I concentrate on CONTENT and titles. Lots of tables, javascript and flash (flash accompanied by relevant text). I've also tried to develop on-page outbound links to relevant content.
Very few keywords in anchor text ( anchor text might once have been an indicator of relevant content; now it's an indicator of SEO spam used to artificially inflate page rankings).
CONTENT is King. EVERYTHING else revolves around the Content.
[edited by: proton at 5:53 am (utc) on Dec. 7, 2003]
With Florida we initially lost a couple of our major keywords but over the last 24 hours these seem to be coming back.
We have one site that has lost one major commercial keyword. This site has the key word real estate as a file i.e. www.xyzxc.com/realestate (an exception to our common rule)
Our sites are very content laden and generally have domain names with keywords eg Geographic-generic.com. These have done well. Domains with several hyphens eg geographic-generic-widget.com have not done well...but we only have two sites with this type of domain architecture hence it is possible that this is an abberation.

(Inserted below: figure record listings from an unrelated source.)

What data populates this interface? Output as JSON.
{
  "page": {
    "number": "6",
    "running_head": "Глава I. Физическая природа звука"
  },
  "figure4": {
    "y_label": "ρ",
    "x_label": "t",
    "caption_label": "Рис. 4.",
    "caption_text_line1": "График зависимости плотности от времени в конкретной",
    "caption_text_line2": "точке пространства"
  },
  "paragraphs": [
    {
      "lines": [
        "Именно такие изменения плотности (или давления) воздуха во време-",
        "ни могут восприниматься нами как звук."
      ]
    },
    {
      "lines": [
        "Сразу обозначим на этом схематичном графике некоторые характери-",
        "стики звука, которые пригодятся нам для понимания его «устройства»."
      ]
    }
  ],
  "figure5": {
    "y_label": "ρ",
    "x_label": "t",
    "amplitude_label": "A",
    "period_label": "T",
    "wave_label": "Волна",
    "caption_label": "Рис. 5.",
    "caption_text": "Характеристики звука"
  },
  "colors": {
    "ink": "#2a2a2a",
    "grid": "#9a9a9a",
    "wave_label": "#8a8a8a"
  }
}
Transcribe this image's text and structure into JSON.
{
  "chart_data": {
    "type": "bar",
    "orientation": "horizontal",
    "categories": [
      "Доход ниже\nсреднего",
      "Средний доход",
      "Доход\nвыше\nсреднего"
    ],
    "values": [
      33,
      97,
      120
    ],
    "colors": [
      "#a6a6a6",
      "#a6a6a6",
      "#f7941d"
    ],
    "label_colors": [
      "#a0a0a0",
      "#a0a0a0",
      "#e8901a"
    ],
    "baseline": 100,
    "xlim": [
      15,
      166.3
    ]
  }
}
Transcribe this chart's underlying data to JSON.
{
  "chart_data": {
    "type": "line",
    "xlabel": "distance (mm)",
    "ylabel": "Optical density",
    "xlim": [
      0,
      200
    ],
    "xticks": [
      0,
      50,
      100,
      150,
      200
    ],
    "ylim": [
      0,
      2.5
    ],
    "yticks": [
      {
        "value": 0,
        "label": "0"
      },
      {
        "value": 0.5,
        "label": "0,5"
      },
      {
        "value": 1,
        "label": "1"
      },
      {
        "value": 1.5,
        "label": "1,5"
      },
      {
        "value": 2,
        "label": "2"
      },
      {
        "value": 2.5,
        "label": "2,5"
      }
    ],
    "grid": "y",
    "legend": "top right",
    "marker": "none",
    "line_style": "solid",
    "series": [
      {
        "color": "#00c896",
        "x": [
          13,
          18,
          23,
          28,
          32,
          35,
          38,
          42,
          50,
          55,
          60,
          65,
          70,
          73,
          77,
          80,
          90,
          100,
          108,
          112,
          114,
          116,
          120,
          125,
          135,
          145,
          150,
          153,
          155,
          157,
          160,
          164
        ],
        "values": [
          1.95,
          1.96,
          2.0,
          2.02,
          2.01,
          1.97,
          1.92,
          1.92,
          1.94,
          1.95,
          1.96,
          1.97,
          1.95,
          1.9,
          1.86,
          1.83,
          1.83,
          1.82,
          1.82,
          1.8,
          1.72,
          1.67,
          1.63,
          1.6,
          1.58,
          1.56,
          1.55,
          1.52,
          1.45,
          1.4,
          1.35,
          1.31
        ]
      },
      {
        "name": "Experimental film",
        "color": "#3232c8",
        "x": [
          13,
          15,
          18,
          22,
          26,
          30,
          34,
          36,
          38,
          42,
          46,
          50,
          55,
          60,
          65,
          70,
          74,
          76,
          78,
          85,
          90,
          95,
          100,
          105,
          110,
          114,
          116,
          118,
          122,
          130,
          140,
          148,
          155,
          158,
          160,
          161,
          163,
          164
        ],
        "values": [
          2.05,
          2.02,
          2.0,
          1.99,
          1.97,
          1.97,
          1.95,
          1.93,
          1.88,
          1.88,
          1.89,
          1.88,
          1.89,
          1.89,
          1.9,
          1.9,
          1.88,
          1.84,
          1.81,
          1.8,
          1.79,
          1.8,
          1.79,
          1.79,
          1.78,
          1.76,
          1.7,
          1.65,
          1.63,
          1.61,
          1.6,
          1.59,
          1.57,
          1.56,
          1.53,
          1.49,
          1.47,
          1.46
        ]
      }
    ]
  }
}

Stemming has also markedly helped us particularly with the plural and non plurral eg maps and map
The negative experience that many sites are now having with Florida happened to us with Dominic and its taken us 7 months to recover. For our site, Florida has been a real life saver.
I have a simple layout and design methodology using tables and an external CSS. Tables usually aren't the problem when there is good use of a CSS. The problem comes when tables' attribute tags are used entirely too heavily.
Now my URLs may be static but there is a great deal of dynamic content on my site.
Also I thought the final end result of all Googles alogorithms tweakings (probaly not there for several years yet) were to rate sites as if they were 'naturally crerated' as if you were say writing a book or a newspaper article on a subject.
After briefly looking for people to link with we have now stopped and leaving people to find and link to us if they want-from what Iv'e read about recipricol lionking it just seems to be too risky and asking for the wrath of Google.
We have no java no flash, a few tools driven by asp
Tables usually aren't the problem when there is good use of a CSS. The problem comes when tables' attribute tags are used entirely too heavily.
Hi,
Would you mind expanding on that please and maybe point to evidence of this. I use a visual (WYSIWYG) editor for some of my sites. It has been criticised in the past for producing too many table tags. I assumed Googlebot only read what was outside of <tag> when indexing a page content so it didn't matter what was inside <tag> in terms of content indexed.
Thanks
Sid
original quality content + smart subtle keyword placement = long term positive results.